NS52A-07
A Conceptual Model to Link Anomalously High Temperature Gradients in the Cerros del Rio Volcanic Field to Regional Flow in the Espanola Basin, New Mexico

Friday, 18 December 2015: 11:50
3024 (Moscone West)
Emma Joy Fillingham, University of California San Diego, La Jolla, CA, United States
Abstract:
Temperature-depth well data along with electromagnetic (EM) data were collected by students of the Summer of Applied Geophysics Experience (SAGE) 2015 field season in the Espanola Basin, New Mexico. The data from this year, in addition to data acquired since 2013, were used to construct a conceptual east-west cross-section of the Espanola Basin and the adjacent highlands in order to evaluate the regional flow system. Vertical geothermal gradients from several monitoring wells were measured using a thermistor. Anomalously warm geothermal gradients were mapped in the Cerros del Rio volcanic field in the basin just east of the Rio Grande. Temperature gradients are up to 70℃/km, while the background geothermal gradients in the Rio Grande rift zone generally show 28℃-35℃/km. This anomaly extends to the Buckman well field, which supplies water to the city of Santa Fe. Overpumping of this well field has led to subsidence in the past. However, discharge temperature plots indicate that the temperature gradients of the Buckman field may be rebounding as pumping is reduced.

Audiomagnetotelluric (AMT) and transient electromagnetic (TEM) data were acquired in the vicinity of three monitoring wells. TEM and AMT methods complement each other with the former having depths of investigation of less than ten to hundreds of meters and AMT having depths of investigation comparable to the wells deeper than 500m.
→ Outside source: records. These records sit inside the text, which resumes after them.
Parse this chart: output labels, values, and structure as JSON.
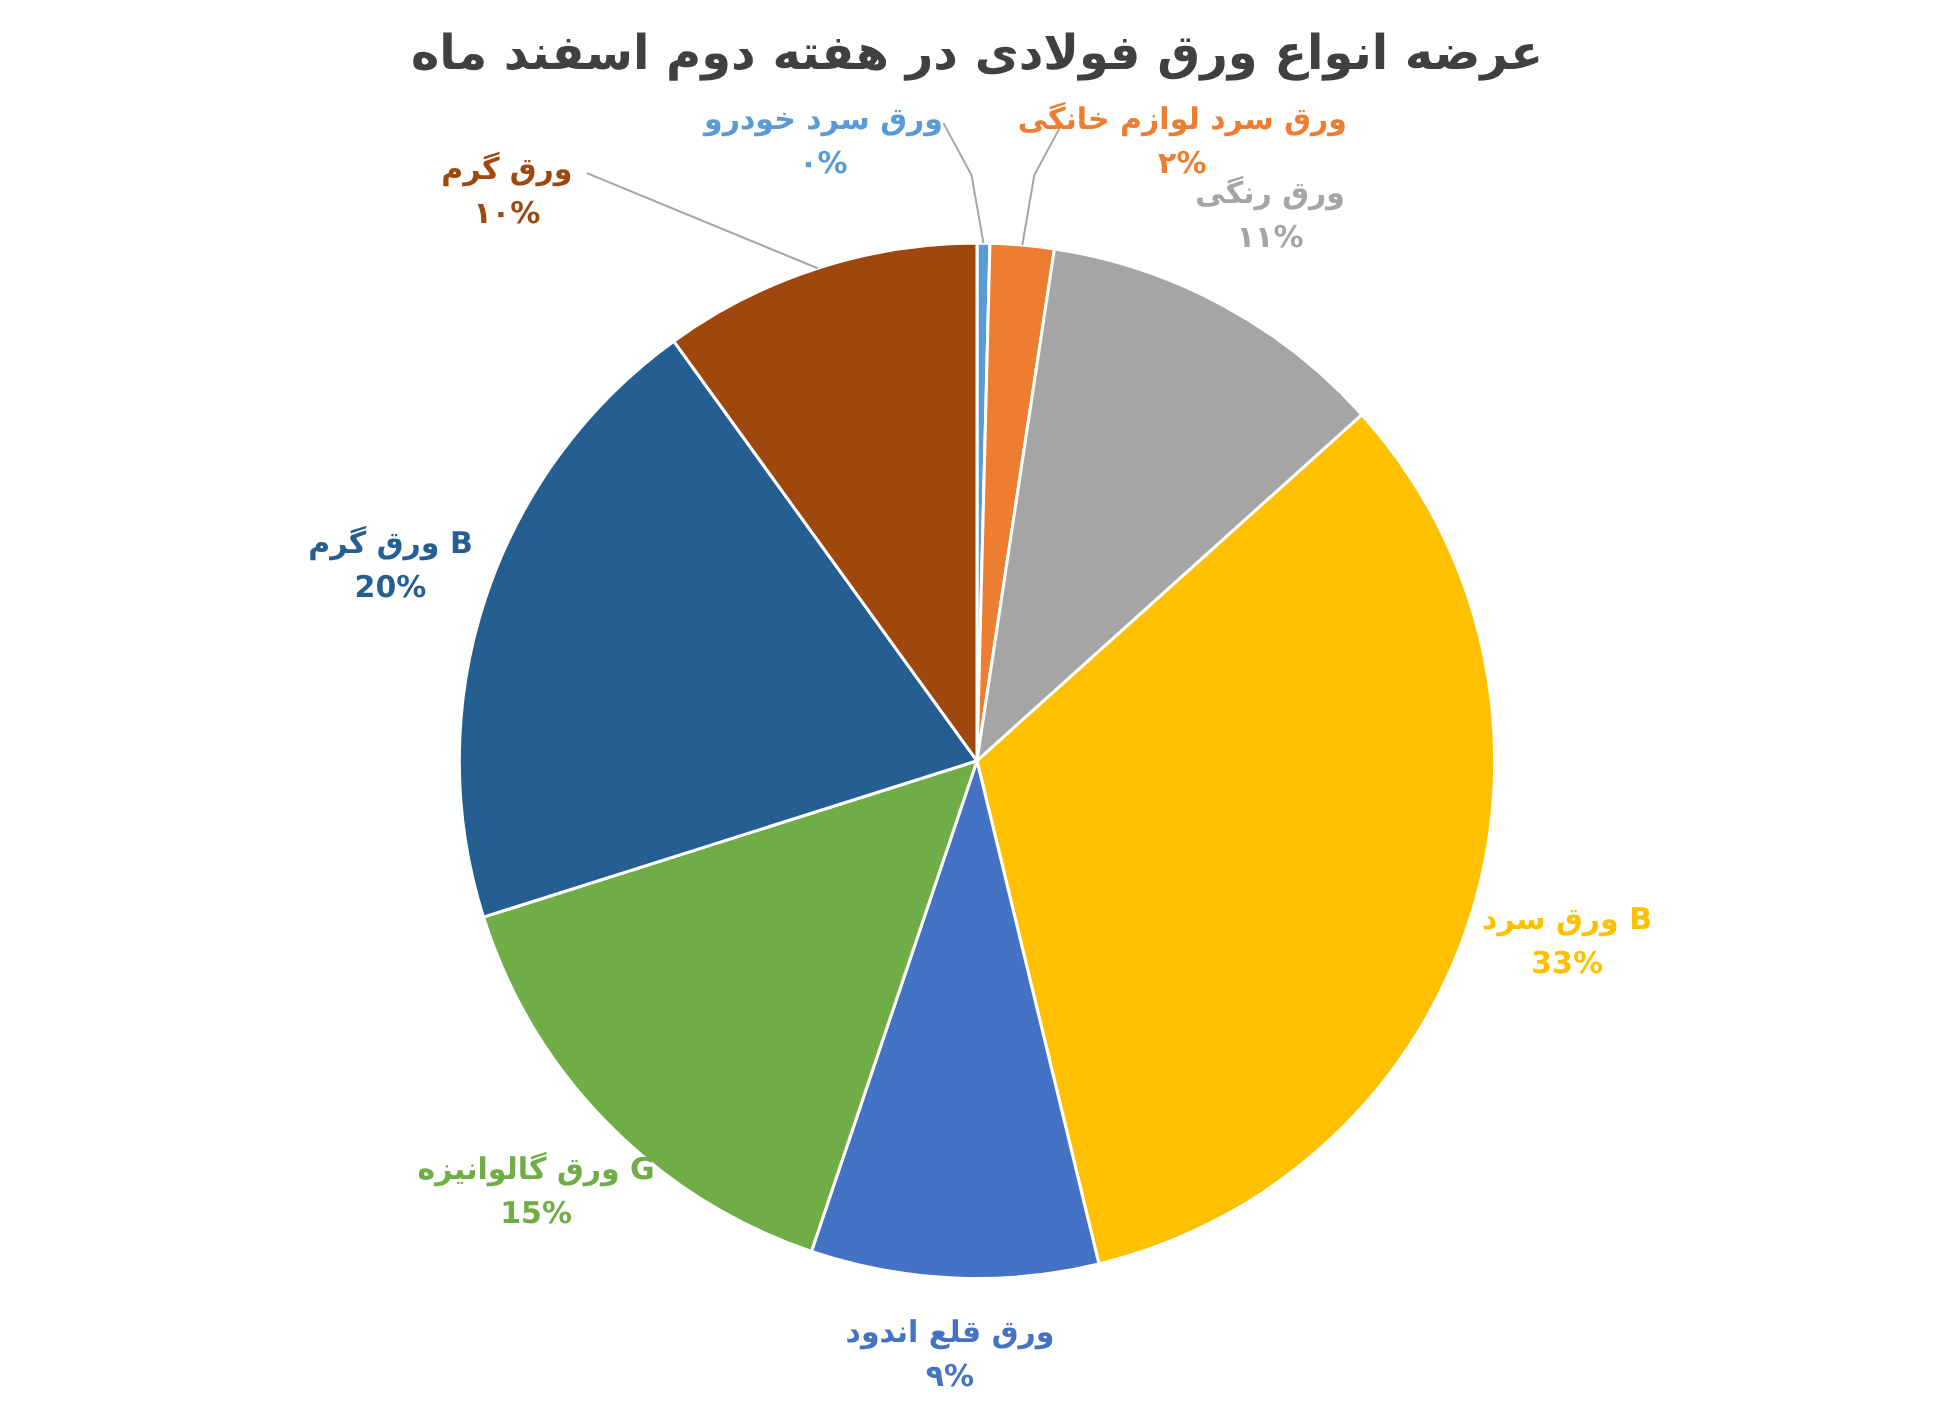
{
  "chart_data": {
    "type": "pie",
    "title": "عرضه انواع ورق فولادی در هفته دوم اسفند ماه",
    "categories": [
      "ورق سرد خودرو",
      "ورق سرد لوازم خانگی",
      "ورق رنگی",
      "ورق سرد B",
      "ورق قلع اندود",
      "ورق گالوانیزه G",
      "ورق گرم B",
      "ورق گرم"
    ],
    "values": [
      0.4,
      2,
      11,
      33,
      9,
      15,
      20,
      10
    ],
    "value_labels": [
      "۰%",
      "۲%",
      "۱۱%",
      "33%",
      "۹%",
      "15%",
      "20%",
      "۱۰%"
    ],
    "colors": [
      "#5b9bd5",
      "#ed7d31",
      "#a5a5a5",
      "#ffc000",
      "#4472c4",
      "#70ad47",
      "#255e91",
      "#9e480e"
    ],
    "legend": false
  }
}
These datasets were used collectively to image the subsurface stratigraphy and, more specifically, the hydrogeology related to shallow aquifers. The EM data collected at these wells showed a trend indicating a shallow aquifer with a shallower resistive layer of approximately 100 ohm-m at 70-100 meters depth. Beneath this resistive layer we resolved a more conductive, clay-rich layer of 10 ohm-m. These resistivity profiles compliment the electrical logs provided by Jet West, which indicate shallower sandstone interbedded with silt on top of more silt-dominant layers.

Our proposed conceptual model of the regional flow system in the Espanola Basin addresses the anomalously high geothermal gradients in the monitoring wells in and near the Cerros del Rio volcanic field in addition to the recovering water levels in the Buckman well field.